Внешняя политика подкреплялась отчасти и внутренней. В Прибалтике проводилась политика русификации. Состояла она в том, что немецкий язык вытеснялся русским, а местные языки не трогали. Если употреблялся немецкий язык, то требовалось употреблять русский, но если вы хотите издавать при этом эстонскую газету, латышский журнал или писать литовские романы — сделайте одолжение. Поэтому к началу советской власти в Прибалтике издавалась масса периодики и беллетристики на национальных языках, были национальные школы. На это русификация не распространялась. Не трогали также ни католическую, ни протестантскую церковь. Просто вытесняли германское влияние, справедливо полагая: или русское влияние — или германское. Другого быть не могло.

6. Дальний Восток и интересы России

Остается сказать еще о том, что имело место на Дальнем Востоке. Переселение в Сибирь начинается с того момента, когда начинает прокладываться Великая дорога — Транссибирская магистраль. Прокладывать ее начал граф Витте, и эта колоссальная дорога от Урала до Владивостока была проложена за смехотворно короткий срок в несколько лет. Она и сейчас является основной трассой. Трудно себе представить, но даже сейчас современный поезд идет от Москвы до Владивостока 6 или 7 суток.

Дорога эта прокладывалась весьма любопытно. Во-первых, стимулировалось переселение в Сибирь малоземельных крестьян. Они получали там весьма значительную землю и возможность вести хозяйство, для чего обязаны были отработать какое-то время на строительстве железной дороги.

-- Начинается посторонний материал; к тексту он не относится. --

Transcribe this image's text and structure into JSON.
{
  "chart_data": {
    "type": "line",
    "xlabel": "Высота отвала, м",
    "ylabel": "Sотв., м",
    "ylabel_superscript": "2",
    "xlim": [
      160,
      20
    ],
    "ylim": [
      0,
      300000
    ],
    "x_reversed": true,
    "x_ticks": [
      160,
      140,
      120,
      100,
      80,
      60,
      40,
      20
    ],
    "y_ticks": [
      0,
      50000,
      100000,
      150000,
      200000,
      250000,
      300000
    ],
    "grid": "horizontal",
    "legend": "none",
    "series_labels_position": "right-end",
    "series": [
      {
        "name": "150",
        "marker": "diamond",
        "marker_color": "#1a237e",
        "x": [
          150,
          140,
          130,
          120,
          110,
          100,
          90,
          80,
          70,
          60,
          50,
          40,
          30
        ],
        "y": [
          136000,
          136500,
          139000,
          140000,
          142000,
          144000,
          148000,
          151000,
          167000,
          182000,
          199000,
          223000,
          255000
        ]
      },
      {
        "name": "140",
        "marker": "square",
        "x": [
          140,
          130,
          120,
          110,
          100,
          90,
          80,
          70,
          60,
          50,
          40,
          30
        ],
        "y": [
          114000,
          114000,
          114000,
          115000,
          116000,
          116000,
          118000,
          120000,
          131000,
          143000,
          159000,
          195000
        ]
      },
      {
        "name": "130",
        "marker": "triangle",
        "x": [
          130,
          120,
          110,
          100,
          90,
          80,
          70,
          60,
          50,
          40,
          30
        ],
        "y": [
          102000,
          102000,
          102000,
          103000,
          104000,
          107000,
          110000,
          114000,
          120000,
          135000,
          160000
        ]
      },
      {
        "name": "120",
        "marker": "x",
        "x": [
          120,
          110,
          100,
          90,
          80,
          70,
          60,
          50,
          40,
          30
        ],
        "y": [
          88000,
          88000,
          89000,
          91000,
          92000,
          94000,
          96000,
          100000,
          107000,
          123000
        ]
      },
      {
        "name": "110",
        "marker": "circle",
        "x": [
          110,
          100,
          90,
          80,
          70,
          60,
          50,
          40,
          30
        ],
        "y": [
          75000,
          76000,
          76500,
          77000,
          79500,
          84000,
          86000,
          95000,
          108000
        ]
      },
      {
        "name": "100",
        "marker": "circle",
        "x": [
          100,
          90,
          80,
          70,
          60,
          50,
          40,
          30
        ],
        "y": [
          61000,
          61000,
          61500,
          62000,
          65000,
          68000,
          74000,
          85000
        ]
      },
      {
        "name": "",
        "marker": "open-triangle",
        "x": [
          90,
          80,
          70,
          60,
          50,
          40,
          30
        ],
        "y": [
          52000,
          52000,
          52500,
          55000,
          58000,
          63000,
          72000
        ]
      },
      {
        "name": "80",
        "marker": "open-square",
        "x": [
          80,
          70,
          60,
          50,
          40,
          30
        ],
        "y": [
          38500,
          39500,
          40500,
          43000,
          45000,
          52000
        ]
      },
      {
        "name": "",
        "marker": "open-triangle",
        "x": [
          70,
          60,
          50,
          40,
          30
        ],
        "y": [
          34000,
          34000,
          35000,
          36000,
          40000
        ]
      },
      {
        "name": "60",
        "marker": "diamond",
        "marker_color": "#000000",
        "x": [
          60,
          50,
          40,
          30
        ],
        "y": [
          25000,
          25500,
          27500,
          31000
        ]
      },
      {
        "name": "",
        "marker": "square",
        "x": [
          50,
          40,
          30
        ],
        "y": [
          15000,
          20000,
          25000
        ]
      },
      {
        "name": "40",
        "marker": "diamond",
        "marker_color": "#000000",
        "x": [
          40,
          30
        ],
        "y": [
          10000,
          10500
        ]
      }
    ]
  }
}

Но работать они должны были только в том месте, где поселились, а не ехать за железнодорожниками все дальше и дальше от дома. К строительству привлекались ближайшие деревни, но не насильственно: мужикам было {95} выгодно подвозить песок или работать лопатой. Когда рельсы прокладывались, и строители продвигались дальше, подключалось население следующей деревни — такова была традиция вообще при строительстве дорог, так было и в Сибири. Дорога эта прокладывалась фактически для двадцатого столетия, она стала основной магистралью, но которой пошли полезные ископаемые из Сибири.

Вторая проблема — внешнеполитическая. Русская торговля и промышленность начинают быстро обживать северную часть Китая, подходящую к границе, в частности Манчжурию. Русский элемент начинает проникать туда чрезвычайно активно, и до конца 1930-х годов, когда там появились коммунисты, русская эмиграция чувствовала себя в Харбине и других городах как дома. Вскоре в орбиту русских интересов попала и Корея, что привело к столкновению с Японией, поскольку это островное государство, не имевшее собственных источников сырья, претендовало на Корею как ближайшую к ней материковую землю. Это столкновение интересов и привело к Русско-японской войне.

Владивосток был замерзающим портом. Порт незамерзающий был получен в результате договора с Китаем, отдавшим нам в аренду на десятки лет Порт-Артур — незамерзающую гавань, правда, со сложностями прохода с внутреннего рейда на внешний и наоборот вследствие океанских приливов и отливов. Туда была подведена дорога, стал строиться русский торговый город Дальний.

Япония была молодым государством, полностью милитаризованным и готовым защищать свои интересы. У нас же кроме торговли и некоторой промышленности на Дальнем Востоке не было ничего, флот приходилось гнать вокруг всего земного шара (вокруг Африки, через Индийский океан и т. д.). Индустрии настоящей там не было, следовательно содержание армии и флота зависело от железной дороги или от морских путей, и это был слишком дорогостоящий вариант.

Не буду рассказывать историю этой войны — существует немало художественной и исторической литературы (роман «Крейсер «Варяг» Сергеева, «Порт-Артур» Степанова и т. д.), где достаточно точно излагается ход событий. Можно почитать и мемуары графа Витте, где автор превозносит свои дипломатические успехи: он сумел заключить мир с Японией, отдав Курилы и половину Сахалина. Эту войну вел фактически Забайкальский округ своими силами, и вел плохо. Реального представления о том, что происходит, не было ни в Генеральном, ни в Морском штабе. И как воевали (хотя там было немало героических страниц), так и вели дипломатические переговоры, не позаботившись узнать: а что, собственно, происходит с Японией? Япония, несмотря на все победы, находилась на грани экономического краха, и через несколько месяцев, японцы, вероятно, сами пошли бы на мирные переговоры.